Red Crescent workers and members of an opposition local council drove into the edge of the working class al-Sakhour district in north Aleppo to pick up the mostly civilian dead, many of them hit by army sniper fire, as fighters from the two sides looked on, activists and rebel military sources said.
The opposition Aleppo Media Centre said the majority of the bodies, which included children, had already decomposed.
Some had been lying in the streets and between buildings for months. Three bodies were found with their hands tied and four were burnt beyond recognition, the monitoring group said.

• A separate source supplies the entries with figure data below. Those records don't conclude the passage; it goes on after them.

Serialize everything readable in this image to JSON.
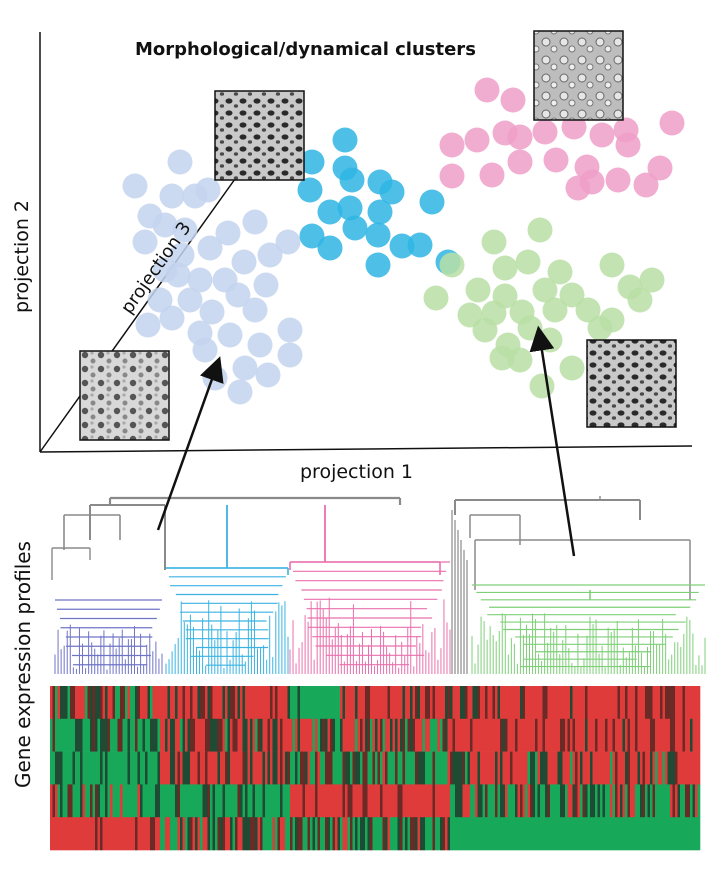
{
  "title": "Morphological/dynamical clusters",
  "axes": {
    "x_label": "projection 1",
    "y_label": "projection 2",
    "z_label": "projection 3"
  },
  "lower_label": "Gene expression profiles",
  "colors": {
    "blue_cluster": "#c3d3ef",
    "cyan_cluster": "#2fb5e4",
    "pink_cluster": "#ef9fc8",
    "green_cluster": "#b9dfa5",
    "dendro_gray": "#8a8a8a",
    "dendro_purple": "#6f74c6",
    "dendro_cyan": "#3ab3e2",
    "dendro_pink": "#e970ad",
    "dendro_green": "#7fcf78",
    "heat_red": "#e03b3b",
    "heat_green": "#18a85a",
    "heat_black": "#2b2020"
  },
  "micrographs": [
    {
      "name": "micrograph-projection-3",
      "icon": "tissue-image"
    },
    {
      "name": "micrograph-blue-cluster",
      "icon": "tissue-image"
    },
    {
      "name": "micrograph-pink-cluster",
      "icon": "tissue-image"
    },
    {
      "name": "micrograph-green-cluster",
      "icon": "tissue-image"
    }
  ]
}
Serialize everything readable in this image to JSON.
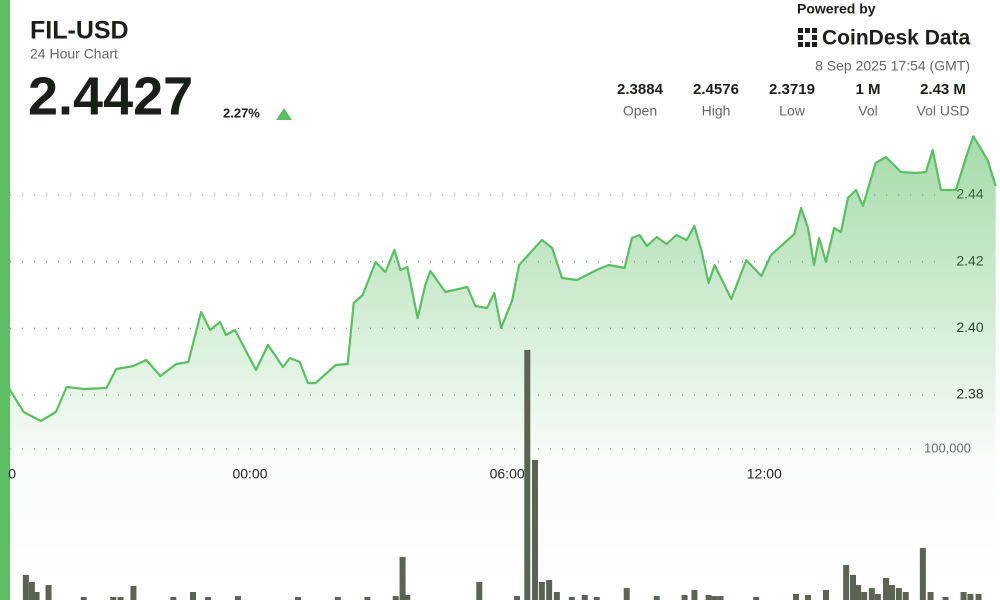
{
  "header": {
    "title": "FIL-USD",
    "subtitle": "24 Hour Chart",
    "price": "2.4427",
    "change": "2.27%",
    "powered_by": "Powered by",
    "brand": "CoinDesk Data",
    "timestamp": "8 Sep 2025 17:54 (GMT)",
    "stats": [
      {
        "value": "2.3884",
        "label": "Open"
      },
      {
        "value": "2.4576",
        "label": "High"
      },
      {
        "value": "2.3719",
        "label": "Low"
      },
      {
        "value": "1 M",
        "label": "Vol"
      },
      {
        "value": "2.43 M",
        "label": "Vol USD"
      }
    ]
  },
  "chart_data": {
    "type": "area",
    "x": [
      -5.63,
      -5.28,
      -4.88,
      -4.53,
      -4.28,
      -3.88,
      -3.35,
      -3.12,
      -2.72,
      -2.42,
      -2.09,
      -1.72,
      -1.44,
      -1.14,
      -0.93,
      -0.7,
      -0.56,
      -0.35,
      0.14,
      0.42,
      0.77,
      0.93,
      1.16,
      1.35,
      1.53,
      2.0,
      2.28,
      2.42,
      2.63,
      2.93,
      3.16,
      3.37,
      3.51,
      3.67,
      3.91,
      4.09,
      4.21,
      4.56,
      5.07,
      5.26,
      5.53,
      5.7,
      5.86,
      6.12,
      6.28,
      6.81,
      7.05,
      7.28,
      7.63,
      8.09,
      8.37,
      8.74,
      8.91,
      9.09,
      9.26,
      9.49,
      9.72,
      9.95,
      10.19,
      10.37,
      10.53,
      10.7,
      10.84,
      11.23,
      11.58,
      11.93,
      12.16,
      12.7,
      12.86,
      13.02,
      13.16,
      13.28,
      13.44,
      13.63,
      13.79,
      13.95,
      14.14,
      14.3,
      14.6,
      14.84,
      15.19,
      15.53,
      15.77,
      15.93,
      16.12,
      16.47,
      16.74,
      16.88,
      17.21,
      17.4
    ],
    "series": [
      {
        "color": "#5cbd63",
        "values": [
          2.3821,
          2.3749,
          2.3722,
          2.3749,
          2.3824,
          2.3818,
          2.3821,
          2.3878,
          2.3887,
          2.3905,
          2.3857,
          2.3893,
          2.3899,
          2.4049,
          2.3995,
          2.4019,
          2.398,
          2.3995,
          2.3875,
          2.395,
          2.3884,
          2.3911,
          2.3899,
          2.3836,
          2.3836,
          2.389,
          2.3893,
          2.4076,
          2.41,
          2.4199,
          2.4169,
          2.4235,
          2.4175,
          2.4184,
          2.4031,
          2.413,
          2.4172,
          2.4109,
          2.4124,
          2.4067,
          2.4061,
          2.4106,
          2.4001,
          2.4085,
          2.419,
          2.4265,
          2.4241,
          2.4151,
          2.4145,
          2.4175,
          2.419,
          2.4181,
          2.4271,
          2.428,
          2.4247,
          2.4274,
          2.4253,
          2.428,
          2.4265,
          2.4307,
          2.4235,
          2.4136,
          2.419,
          2.4088,
          2.4205,
          2.4157,
          2.422,
          2.4283,
          2.4361,
          2.4301,
          2.419,
          2.4271,
          2.4199,
          2.4301,
          2.4289,
          2.4391,
          2.4415,
          2.4367,
          2.4496,
          2.4514,
          2.4469,
          2.4466,
          2.4469,
          2.4535,
          2.4415,
          2.4415,
          2.4526,
          2.4576,
          2.4505,
          2.4427
        ]
      }
    ],
    "xlim": [
      -5.6,
      17.5
    ],
    "xticks": [
      {
        "value": -5.55,
        "label": "0"
      },
      {
        "value": 0,
        "label": "00:00"
      },
      {
        "value": 6,
        "label": "06:00"
      },
      {
        "value": 12,
        "label": "12:00"
      }
    ],
    "ylim": [
      2.3185,
      2.4595
    ],
    "yticks": [
      2.38,
      {
        "value": 2.4,
        "label": "2.40"
      },
      2.42,
      2.44
    ],
    "grid": true,
    "volume": {
      "color": "#5b6355",
      "x": [
        -5.23,
        -5.09,
        -4.98,
        -4.7,
        -3.88,
        -3.19,
        -3.02,
        -2.72,
        -1.79,
        -1.33,
        -0.98,
        -0.28,
        1.12,
        2.05,
        2.74,
        3.4,
        3.56,
        3.67,
        5.35,
        6.23,
        6.47,
        6.65,
        6.81,
        6.98,
        7.16,
        7.51,
        7.81,
        8.09,
        8.79,
        9.49,
        10.14,
        10.37,
        10.7,
        10.84,
        10.98,
        11.81,
        12.74,
        13.02,
        13.44,
        13.91,
        14.07,
        14.19,
        14.33,
        14.51,
        14.65,
        14.84,
        14.98,
        15.14,
        15.3,
        15.7,
        15.88,
        16.23,
        16.65,
        16.81,
        17.0
      ],
      "values": [
        16600,
        11900,
        5300,
        9900,
        2000,
        2000,
        2000,
        9300,
        2000,
        5300,
        2000,
        2600,
        2000,
        2000,
        2000,
        2600,
        28500,
        3300,
        11900,
        2600,
        165500,
        92700,
        11900,
        13200,
        5300,
        2000,
        3300,
        2000,
        7900,
        2600,
        3300,
        6600,
        3300,
        2600,
        2600,
        2000,
        4000,
        3300,
        6600,
        23200,
        16600,
        9900,
        5300,
        7900,
        4000,
        14600,
        9900,
        7900,
        5300,
        34400,
        5300,
        2000,
        5300,
        4000,
        4000
      ],
      "ylim": [
        0,
        397000
      ],
      "yticks": [
        {
          "value": 100000,
          "label": "100,000"
        }
      ]
    }
  }
}
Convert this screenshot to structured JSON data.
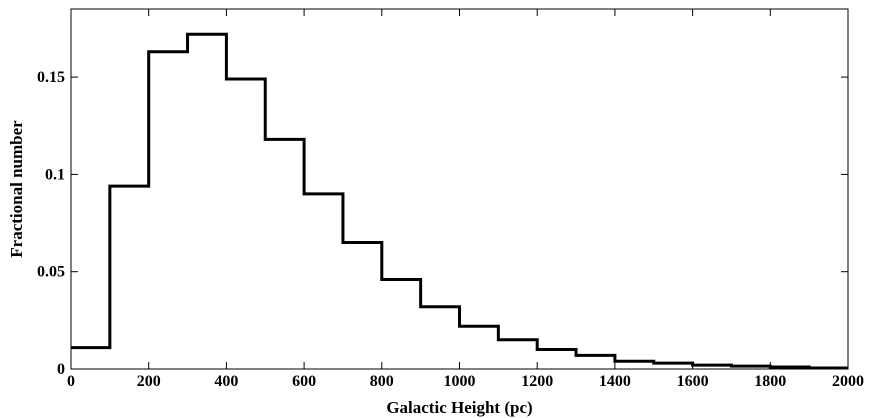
{
  "chart_data": {
    "type": "histogram",
    "title": "",
    "xlabel": "Galactic Height (pc)",
    "ylabel": "Fractional number",
    "xlim": [
      0,
      2000
    ],
    "ylim": [
      0,
      0.185
    ],
    "grid": false,
    "bin_edges": [
      0,
      100,
      200,
      300,
      400,
      500,
      600,
      700,
      800,
      900,
      1000,
      1100,
      1200,
      1300,
      1400,
      1500,
      1600,
      1700,
      1800,
      1900,
      2000
    ],
    "values": [
      0.011,
      0.094,
      0.163,
      0.172,
      0.149,
      0.118,
      0.09,
      0.065,
      0.046,
      0.032,
      0.022,
      0.015,
      0.01,
      0.007,
      0.004,
      0.003,
      0.002,
      0.0015,
      0.001,
      0.0005
    ],
    "x_ticks": [
      {
        "value": 0,
        "label": "0"
      },
      {
        "value": 200,
        "label": "200"
      },
      {
        "value": 400,
        "label": "400"
      },
      {
        "value": 600,
        "label": "600"
      },
      {
        "value": 800,
        "label": "800"
      },
      {
        "value": 1000,
        "label": "1000"
      },
      {
        "value": 1200,
        "label": "1200"
      },
      {
        "value": 1400,
        "label": "1400"
      },
      {
        "value": 1600,
        "label": "1600"
      },
      {
        "value": 1800,
        "label": "1800"
      },
      {
        "value": 2000,
        "label": "2000"
      }
    ],
    "y_ticks": [
      {
        "value": 0,
        "label": "0"
      },
      {
        "value": 0.05,
        "label": "0.05"
      },
      {
        "value": 0.1,
        "label": "0.1"
      },
      {
        "value": 0.15,
        "label": "0.15"
      }
    ],
    "line_color": "#000000"
  }
}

Video footage taken by the centre showed blue, grey and white body bags containing the corpses being unloaded into a schoolyard by men wearing masks and gloves.
"They were lying in no man's land and rotting. With the weather changing, I think the other side was worried about disease spreading and allowed the truce," one rebel commander said.
"They were mostly inhabitants of the area. Some had fled and came back to check their houses on the front line, and were hit by the government's snipers."
Large parts of Aleppo, once a cosmopolitan commercial hub, have fallen to Sunni Islamist opposition forces in the two-year-old uprising against President Bashar al-Assad, who belongs to the Alawite sect, an offshoot of Shi'ite Islam.